Goals of the moratorium

  • Improve the governance and sustainability of oil palm plantations,
  • Provide greater legal certainty
  • Reduce greenhouse gas emissions
  • Improve the welfare of oil palm farmers
  • Increase plantation productivity.

Deforestation

Official figures show that Indonesia's deforestation rate has continued to decline since 2014 and in 2020 reached its slowest level since recording began in 1990, an outcome that the government attributes largely to its policies including ending permits to clear primary forests and peatlands, and the oil palm moratorium.

Threats to the survival of orangutans

The main threats in today to the survival of orangutans is palm oil. Each palm plantation destroys thousands of hectares. The orangutan population estimates are between 50,000-65,000 orangutans left in the wild and all of them live in Indonesia and Malaysia. Their habitats are beneath “fixed risk” of deforestation said he World Wildlife Fund.

As much as 3,000 are killed yearly reports the Orangutan Conservancy. The timber are cleared by unlawful logging and for conversion from rain forests to palm oil plantations. About 80% of the orangutan’s habitat was cleared within the Nineteen Nineties and early 2000s by degradation, fragmentation and clearing and generally by deliberately set fires, the journal Scientific American reported.

Loss of habitat through:

  •  Deforestation
  • Palm oil plantations
  • Illegal hunting I
  • llegal pet trade

Clearly the Palm Oil industry is the single biggest risk for Orangutans, who have lost well over 80% of their habitat in the last 20 years, and an estimated one-third of the wild population died during the fires of 1997-98.

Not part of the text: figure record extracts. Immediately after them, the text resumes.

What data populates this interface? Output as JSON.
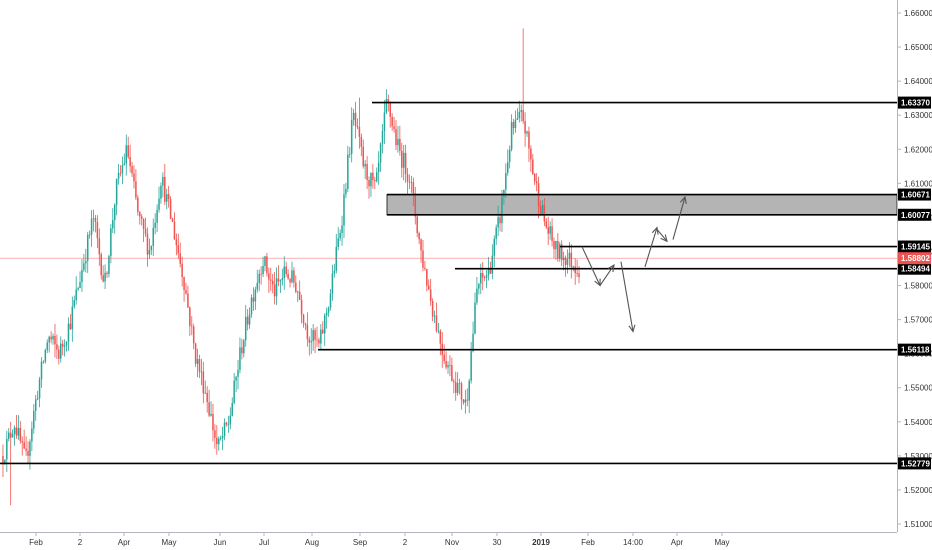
{
  "chart_data": {
    "type": "candlestick",
    "title": "",
    "xlabel": "",
    "ylabel": "",
    "ylim": [
      1.505,
      1.663
    ],
    "y_ticks": [
      "1.66000",
      "1.65000",
      "1.64000",
      "1.63000",
      "1.62000",
      "1.61000",
      "1.60000",
      "1.59000",
      "1.58000",
      "1.57000",
      "1.56000",
      "1.55000",
      "1.54000",
      "1.53000",
      "1.52000",
      "1.51000"
    ],
    "x_ticks": [
      {
        "label": "Feb",
        "bold": false
      },
      {
        "label": "2",
        "bold": false
      },
      {
        "label": "Apr",
        "bold": false
      },
      {
        "label": "May",
        "bold": false
      },
      {
        "label": "Jun",
        "bold": false
      },
      {
        "label": "Jul",
        "bold": false
      },
      {
        "label": "Aug",
        "bold": false
      },
      {
        "label": "Sep",
        "bold": false
      },
      {
        "label": "2",
        "bold": false
      },
      {
        "label": "Nov",
        "bold": false
      },
      {
        "label": "30",
        "bold": false
      },
      {
        "label": "2019",
        "bold": true
      },
      {
        "label": "Feb",
        "bold": false
      },
      {
        "label": "14:00",
        "bold": false
      },
      {
        "label": "Apr",
        "bold": false
      },
      {
        "label": "May",
        "bold": false
      }
    ],
    "price_path": [
      1.53,
      1.54,
      1.528,
      1.548,
      1.565,
      1.56,
      1.57,
      1.585,
      1.6,
      1.58,
      1.608,
      1.62,
      1.6,
      1.59,
      1.612,
      1.598,
      1.582,
      1.56,
      1.548,
      1.532,
      1.54,
      1.56,
      1.576,
      1.588,
      1.578,
      1.584,
      1.58,
      1.566,
      1.562,
      1.578,
      1.6,
      1.63,
      1.614,
      1.608,
      1.634,
      1.62,
      1.612,
      1.59,
      1.574,
      1.56,
      1.552,
      1.545,
      1.58,
      1.584,
      1.6,
      1.625,
      1.63,
      1.612,
      1.598,
      1.59,
      1.588,
      1.585
    ],
    "levels": [
      {
        "value": 1.6337,
        "label": "1.63370"
      },
      {
        "value": 1.60671,
        "label": "1.60671"
      },
      {
        "value": 1.60077,
        "label": "1.60077"
      },
      {
        "value": 1.59145,
        "label": "1.59145"
      },
      {
        "value": 1.58494,
        "label": "1.58494"
      },
      {
        "value": 1.56118,
        "label": "1.56118"
      },
      {
        "value": 1.52779,
        "label": "1.52779"
      }
    ],
    "zone": {
      "from": 1.60077,
      "to": 1.60671,
      "color": "#b4b4b4"
    },
    "current_price": {
      "value": 1.58802,
      "label": "1.58802",
      "color": "#ef5350"
    },
    "projection_path": [
      1.5914,
      1.58,
      1.586,
      1.576,
      1.58,
      1.586,
      1.597,
      1.593,
      1.606
    ],
    "colors": {
      "up": "#26a69a",
      "down": "#ef5350",
      "level": "#000000",
      "tag_bg": "#000000",
      "arrow": "#555555"
    },
    "grid": false,
    "legend": "none"
  }
}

Independent Indonesian environmental groups have acknowledged the contribution of government policy in reducing deforestation, but also pointed out to the La Niña weather system, which brings more rain.

Moving Forward?

The moratorium of the past three years will probably lead to the legalization of plantations that are currently located in various categories of forest land. Government figures show that more than 3.37 million hectares of Indonesia's oil palm plantations (out of 16.37 million hectares) operate in four forest categories under varying degrees of legality.

The existence of plantations in forests reportedly arose from overlapping permits between the central and regional governments, overlapping maps, and corruption. Beyond the current legalization program, the government is unlikely to issue new plantation permits even if the moratorium is not extended.The government's focus is to increase the productivity of existing oil palm plantations, particularly those owned by smallholders that make up 41% of oil palm plantation acreage.